If there are multiple segmented messages needing FIFO ordering with respect to each other then each FIFO requires two slots in the FlexCAN. But maybe that's not a problem: probably only a one or two FIFO queues would be needed in most applications.
@kentindell As I understand, a software buffer suffers from the same problem as the hardware buffers do. If a frame with lower ID must be sent and the HW and SW buffer is full, we cannot do anything, because we can't just remove other frames without putting them in the queue again. This is an issue do to the async behavior of the CAN API. For synchronous calls, we can just keep a copy of the frame in the stack and put it to the queue later on. For async send, we don't have a stack, unfortunately.
A solution could be to use a buffer and context provided by the user, for async transfers. The async context holds the callback + callback arg, the semaphore, a list pointer, and a pointer to N frames, where the N frames could be used for sequential transfers.

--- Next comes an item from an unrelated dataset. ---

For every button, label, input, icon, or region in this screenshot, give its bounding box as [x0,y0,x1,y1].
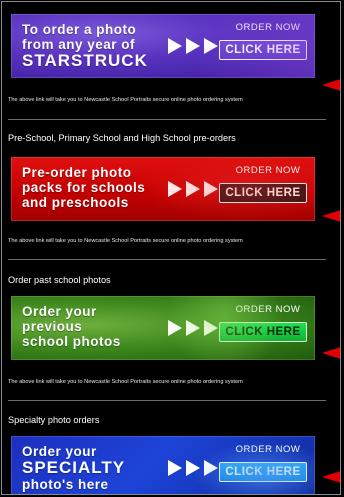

The context can form a list and can be moved forward/backward according to their ID. The driver needs to be able to remove frames from its mailbox to avoid priority inversion. The synchronous calls can hold that context in the stack. The async calls need to make sure that the memory stays valid until the callback is called. The drawback is that when we let the user provide a buffer and he puts the buffer on the stack, the whole list could be damaged.
What do you guys think about it @henrikbrixandersen @karstenkoenig @nixward ?
The software queues would have the same problem as the hardware queues if they aren’t big enough, that’s true. My MicroPython bxCAN drivers can be compiled to support 32 or 64 frames, but it’s not easy to have an arbitrary number.
For serialising a segmented message, you could have an API where the whole message is stored in RAM (allocated by the application but where ‘ownership’ of the RAM is handed to the CAN driver) and the CAN driver assemble a new frame in the driver’s priority queue on a callback when the previous frame was sent. Obviously there are memory management issues (bad idea to have that message stored on the stack!).
I think this scheme is workable. It’s important to be careful about CPU time in the TX callback - it will need to be kept short, particularly for the bxCAN driver which will also have the job of filling a hardware mailbox from the priority queue (there is probably an optimisation when the new frame is also the one that should go into the mailbox - can combine the two operations into one).
I think this scheme is workable. It’s important to be careful about CPU time in the TX callback - it will need to be kept short, particularly for the bxCAN driver which will also have the job of filling a hardware mailbox from the priority queue (there is probably an optimisation when the new frame is also the one that should go into the mailbox - can combine the two operations into one).
The TX callback (ISR context) will only move the head of the sorted queue to the HW mailbox. This operation is quite short and O(1). The sorting (Insertion sort, which is O(n)) will happen in the context of the sending thread.